HOLLIDAYSBURG - For more than 24 years, Hollidaysburg-based children's book author and publisher Norma McPhee has provided stories for special needs children that also familiarize non-handicapped children with physical and cognitive disabilities from muscular dystrophy to autism.
"The hero in each book is a child with a disability," McPhee said.
Late last week, McPhee read a story to Stay & Play Preschool children who visit the Hollidaysburg Area Public Library weekly.
"I think it's good for kids to learn about kids who may be different from them - kids who they don't see every day so that they know ultimately they are more similar than different," parent Jessica Stanek of Hollidaysburg said.
McPhee said school districts and universities are the main market for the books. And many of the 23 books she has published have been written by educational experts, parents and school psychologists who submit manuscripts to her.
"It's reality-based fiction," she said.
McPhee, an Air Force wife and mother of four children, began writing in the 1980s for her grandson, who died before his fourth birthday from complications of severe cerebral palsy.
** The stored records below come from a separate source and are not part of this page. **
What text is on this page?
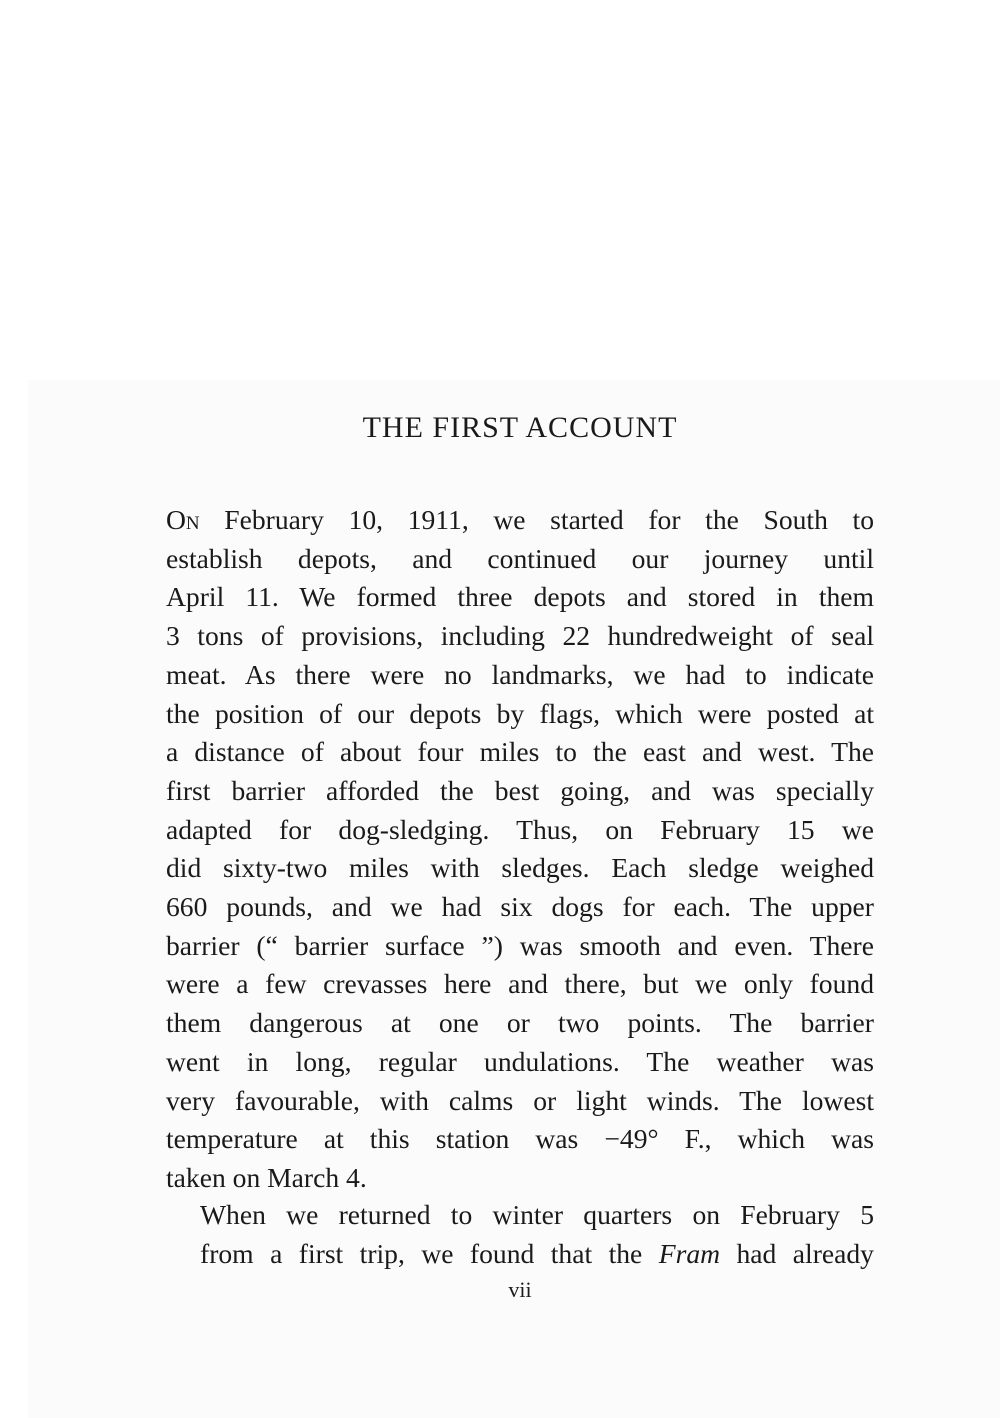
THE FIRST ACCOUNT
On February 10, 1911, we started for the South to
establish depots, and continued our journey until
April 11. We formed three depots and stored in them
3 tons of provisions, including 22 hundredweight of seal
meat. As there were no landmarks, we had to indicate
the position of our depots by flags, which were posted at
a distance of about four miles to the east and west. The
first barrier afforded the best going, and was specially
adapted for dog-sledging. Thus, on February 15 we
did sixty-two miles with sledges. Each sledge weighed
660 pounds, and we had six dogs for each. The upper
barrier (“ barrier surface ”) was smooth and even. There
were a few crevasses here and there, but we only found
them dangerous at one or two points. The barrier
went in long, regular undulations. The weather was
very favourable, with calms or light winds. The lowest
temperature at this station was −49° F., which was
taken on March 4.
When we returned to winter quarters on February 5
from a first trip, we found that the Fram had already
vii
The Altoona Children's Center gave McPhee a memorial gift of $25 to publish the stories she had written up to that point, and the nonprofit publishing company Jason & Nordic Publishers Inc. was born.
Jason in the name is in memory of her grandson, and Nordic comes from a combination of the names of Norma and her husband, Dick. The undertaking was funded by her husband's retirement pay from his career as an Air Force chaplain.
"Just the cost of bringing out 1,500 books costs thousands of dollars," she said.
When her husband died in 2011, McPhee turned to Penn State Altoona to help her publishing company survive financially.
The Penn State Altoona student branch of the nonprofit organization Enactus - an entrepreneurial action group formerly known as Students in Free Enterprise - helps to market and manage a business until it's capable of sustaining itself.
"We help her with marketing by using Facebook and Twitter and scheduling book events to really open up her business," sophomore business student Leila Farzam said.
A story shared with the Stay & Play students was about a deaf boy who raises Sophie, a puppy who will one day become a service dog for an adult with a disability.
Children also met a special guest at the library who had a tail, they were told.
It was not a monkey and not a lion, as the children supposed.
Instead, Center for Independent Living employee Leslie Kelly visited with her service dog, a yellow Labrador named Nokie.
Kelly, who is deaf, works to increase awareness of people using service dogs.
Nokie is trained for tasks, including nudging Kelly if a fire alarm sounds, picking up her car keys if she drops them and retrieving a ringing phone for her.
"Her books are just perfect," said Kelly of McPhee.
McPhee said she is in the process of publishing a story submitted to her by a medical hospice about a child with a serious illness.
"It will be a delightful book on a difficult subject," she said.